Endothelial-to-mesenchymal transition (EndMT), the process by which an endothelial cell (EC) undergoes a series of molecular events that result in a mesenchymal cell phenotype, plays an important role in atherosclerosis. 1-Palmitoyl-2-(5-oxovaleroyl)-sn-glycero-3-phosphocholine (POVPC), derived from the oxidation of 1-palmitoyl-2-arachidonoyl-sn-glycero-3-phosphatidylcholine, is a proinflammatory lipid found in atherosclerotic lesions. Whether POVPC promotes EndMT and how simvastatin influences POVPC-mediated EndMT remains unclear. Here, we treated human umbilical vein ECs with POVPC, simvastatin, or both, and determined their effect on EC viability, morphology, tube formation, proliferation, and generation of NO and superoxide anion (O). Expression of specific endothelial and mesenchymal markers was detected by immunofluorescence and immunoblotting. POVPC did not affect EC viability but altered cellular morphology from cobblestone-like ECs to a spindle-like mesenchymal cell morphology. POVPC increased O generation and expression of alpha-smooth muscle actin, vimentin, Snail-1, Twist-1, transforming growth factor-beta (TGF-β), TGF-β receptor II, p-Smad2/3, and Smad2/3. POVPC also decreased NO production and expression of CD31 and endothelial NO synthase. Simvastatin inhibited POVPC-mediated effects on cellular morphology, production of O and NO, and expression of specific endothelial and mesenchymal markers. These data demonstrate that POVPC induces EndMT by increasing oxidative stress, which stimulates TGF-β/Smad signaling, leading to Snail-1 and Twist-1 activation. Simvastatin inhibited POVPC-induced EndMT by decreasing oxidative stress, suppressing TGF-β/Smad signaling, and inactivating Snail-1 and Twist-1. Our findings reveal a novel mechanism of atherosclerosis that can be inhibited by simvastatin.

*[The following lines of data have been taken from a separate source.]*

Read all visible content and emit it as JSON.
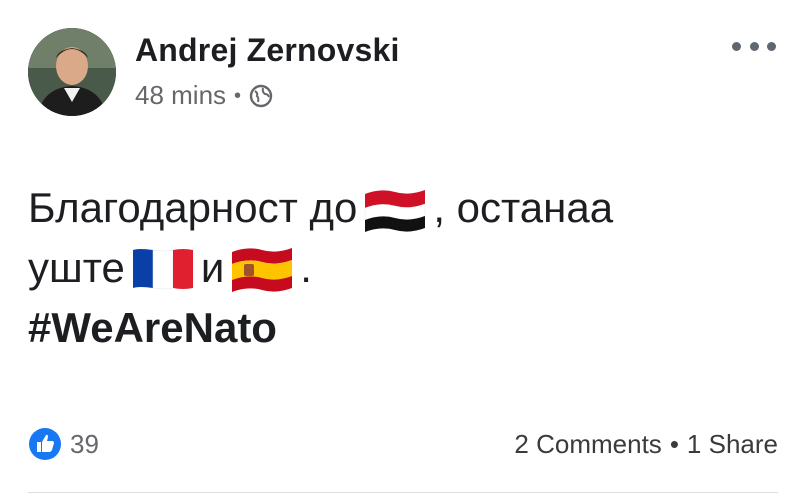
{
  "post": {
    "author": "Andrej Zernovski",
    "time": "48 mins",
    "separator": "•",
    "text_line1_a": "Благодарност до",
    "text_line1_b": ", останаа",
    "text_line2_a": "уште",
    "text_line2_b": "и",
    "text_line2_c": ".",
    "hashtag": "#WeAreNato"
  },
  "icons": {
    "privacy": "globe-icon",
    "more": "more-options-icon",
    "reaction": "like-icon",
    "flags": [
      "flag-egypt-icon",
      "flag-france-icon",
      "flag-spain-icon"
    ]
  },
  "footer": {
    "likes": "39",
    "comments": "2 Comments",
    "separator": "•",
    "shares": "1 Share"
  },
  "colors": {
    "accent": "#1877f2",
    "text": "#1c1e21",
    "muted": "#65676b"
  }
}
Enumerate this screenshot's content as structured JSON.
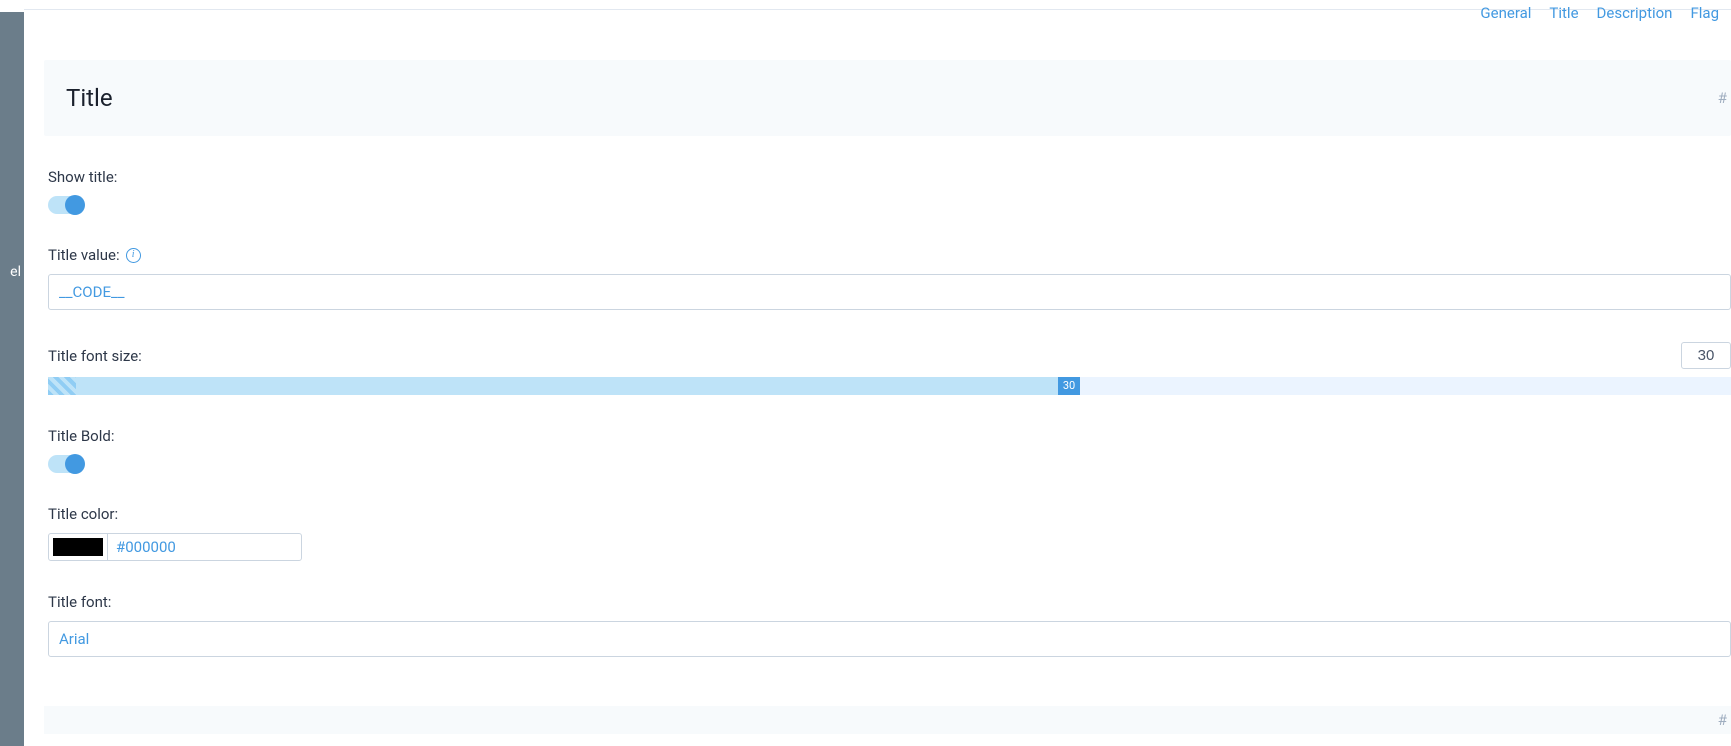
{
  "sidebar": {
    "fragment": "el"
  },
  "nav": {
    "general": "General",
    "title": "Title",
    "description": "Description",
    "flag": "Flag"
  },
  "section": {
    "heading": "Title",
    "anchor": "#"
  },
  "fields": {
    "show_title": {
      "label": "Show title:",
      "on": true
    },
    "title_value": {
      "label": "Title value:",
      "value": "__CODE__"
    },
    "title_font_size": {
      "label": "Title font size:",
      "value": 30,
      "min": 0,
      "max": 50
    },
    "title_bold": {
      "label": "Title Bold:",
      "on": true
    },
    "title_color": {
      "label": "Title color:",
      "hex": "#000000"
    },
    "title_font": {
      "label": "Title font:",
      "value": "Arial"
    }
  },
  "bottom_anchor": "#"
}
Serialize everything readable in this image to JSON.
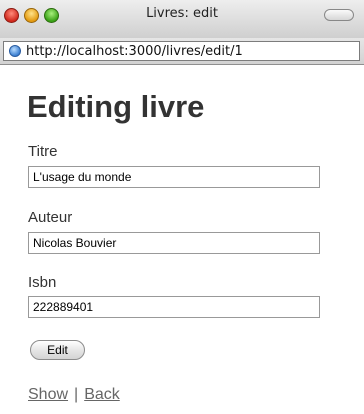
{
  "window": {
    "title": "Livres: edit",
    "url": "http://localhost:3000/livres/edit/1"
  },
  "page": {
    "heading": "Editing livre",
    "fields": [
      {
        "label": "Titre",
        "value": "L'usage du monde"
      },
      {
        "label": "Auteur",
        "value": "Nicolas Bouvier"
      },
      {
        "label": "Isbn",
        "value": "222889401"
      }
    ],
    "submit_label": "Edit",
    "links": {
      "show": "Show",
      "separator": "|",
      "back": "Back"
    }
  },
  "icons": {
    "close": "close-icon",
    "minimize": "minimize-icon",
    "zoom": "zoom-icon",
    "toolbar_toggle": "toolbar-toggle-icon",
    "site": "globe-icon"
  },
  "colors": {
    "desktop": "#1e2c6a",
    "heading": "#333333",
    "link": "#666666"
  }
}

内皮细胞向间充质细胞转化(EndMT),即内皮细胞(EC)经历一系列分子事件,导致间充质细胞表型的过程,在动脉粥样硬化中起着重要作用。1-棕榈酰基-2-(5-氧代戊酰基)-sn-甘油-3-磷酸胆碱(POVPC)来源于 1-棕榈酰基-2-花生四烯酰基-sn-甘油-3-磷酸胆碱的氧化,是动脉粥样硬化病变中发现的一种促炎脂质。POVPC 是否促进 EndMT 以及辛伐他汀如何影响 POVPC 介导的 EndMT 尚不清楚。在这里,我们用 POVPC、辛伐他汀或两者处理人脐静脉内皮细胞,并确定它们对 EC 活力、形态、管状结构形成、增殖以及 NO 和超氧阴离子(O)生成的影响。通过免疫荧光和免疫印迹检测特定的内皮和间充质标志物的表达。POVPC 不影响 EC 活力,但改变细胞形态,从鹅卵石样 EC 转变为纺锤状间充质细胞形态。POVPC 增加 O 生成和α-平滑肌肌动蛋白、波形蛋白、Snail-1、Twist-1、转化生长因子-β(TGF-β)、TGF-β受体 II、p-Smad2/3 和 Smad2/3 的表达。POVPC 还降低了 NO 的产生和 CD31 和内皮型一氧化氮合酶的表达。辛伐他汀抑制 POVPC 介导的细胞形态、O 和 NO 生成以及特定的内皮和间充质标志物表达的作用。这些数据表明,POVPC 通过增加氧化应激诱导 EndMT,刺激 TGF-β/Smad 信号通路,导致 Snail-1 和 Twist-1 激活。辛伐他汀通过降低氧化应激、抑制 TGF-β/Smad 信号通路以及失活 Snail-1 和 Twist-1 抑制 POVPC 诱导的 EndMT。我们的发现揭示了一种新的动脉粥样硬化机制,该机制可被辛伐他汀抑制。